We recommend strongly that it is first translated into local languages and then validated if at all possible against psychiatric diagnosis locally. Ideally, GMHAT PC should be integrated into the local primary care polyclinic or other setting. GMHAT FULL can be employed by nurses with short training working, say 10 to a psychiatrist supervisor. It is recognised that there will be areas in the world where there is no psychiatric supervisor so that detailed treatment procedures have been provided within the context of the interview.
Over some 30-40 years Dr. Sharma and Prof Copeland have been engaged in epidemiological research on large population samples, funded by the Wellcome Trust, the Medical Research Council UK; and the Department of Health. To undertake these studies it was necessary to be able to apply a diagnostic system to large populations of over 5000 subjects.
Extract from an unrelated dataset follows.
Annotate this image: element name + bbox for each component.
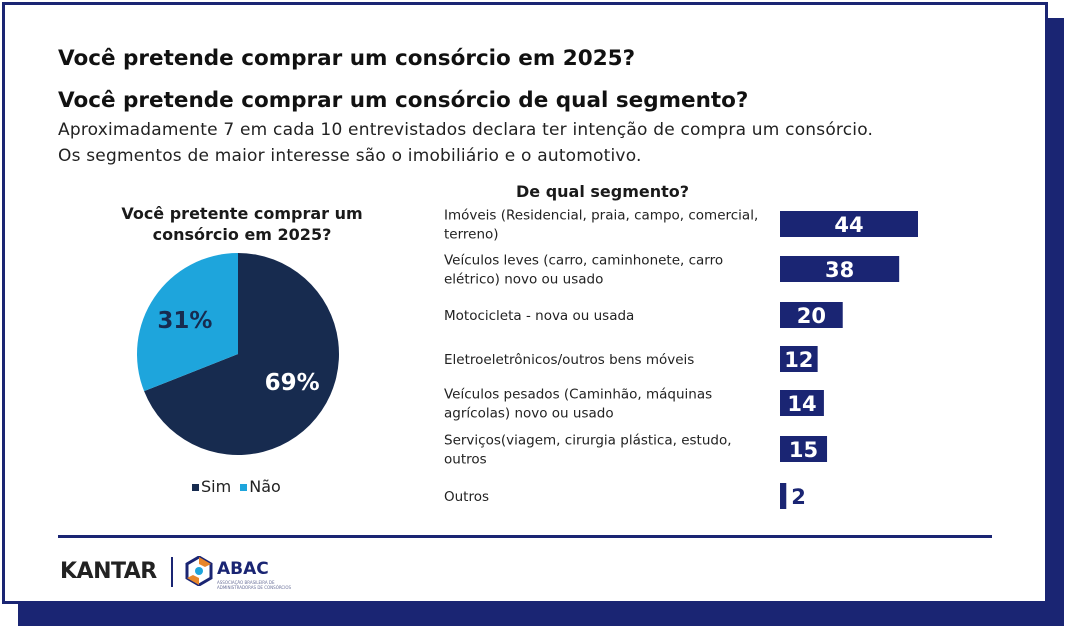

Original studies had started by deploying psychiatrists to interview small populations samples. As the need for large samples grew in order to assess risk factors and incidence of disease other methods of diagnosis had to be devised. Interview schedules with computerised differential diagnostic programs were developed. Following the publication of the studies these computerised methods were adopted by many research centres around the world and proved successful in a variety of settings on all continents. Because there was a perceived clinical need for such diagnoses for both primary and secondary care it was decided to develop and adapt the research principles for clinical use. Hence the GMHAT PC and GMHAT FULL are based on many years of the development of standardised interviews with computer assisted diagnosis. Both have taken around 10 years to develop. GMHAT PC is now up and running in a usable form suitable for adaptation to local circumstances. GMHAT FULL is at present undergoing validation trials but should be ready for distribution by the end of 2010.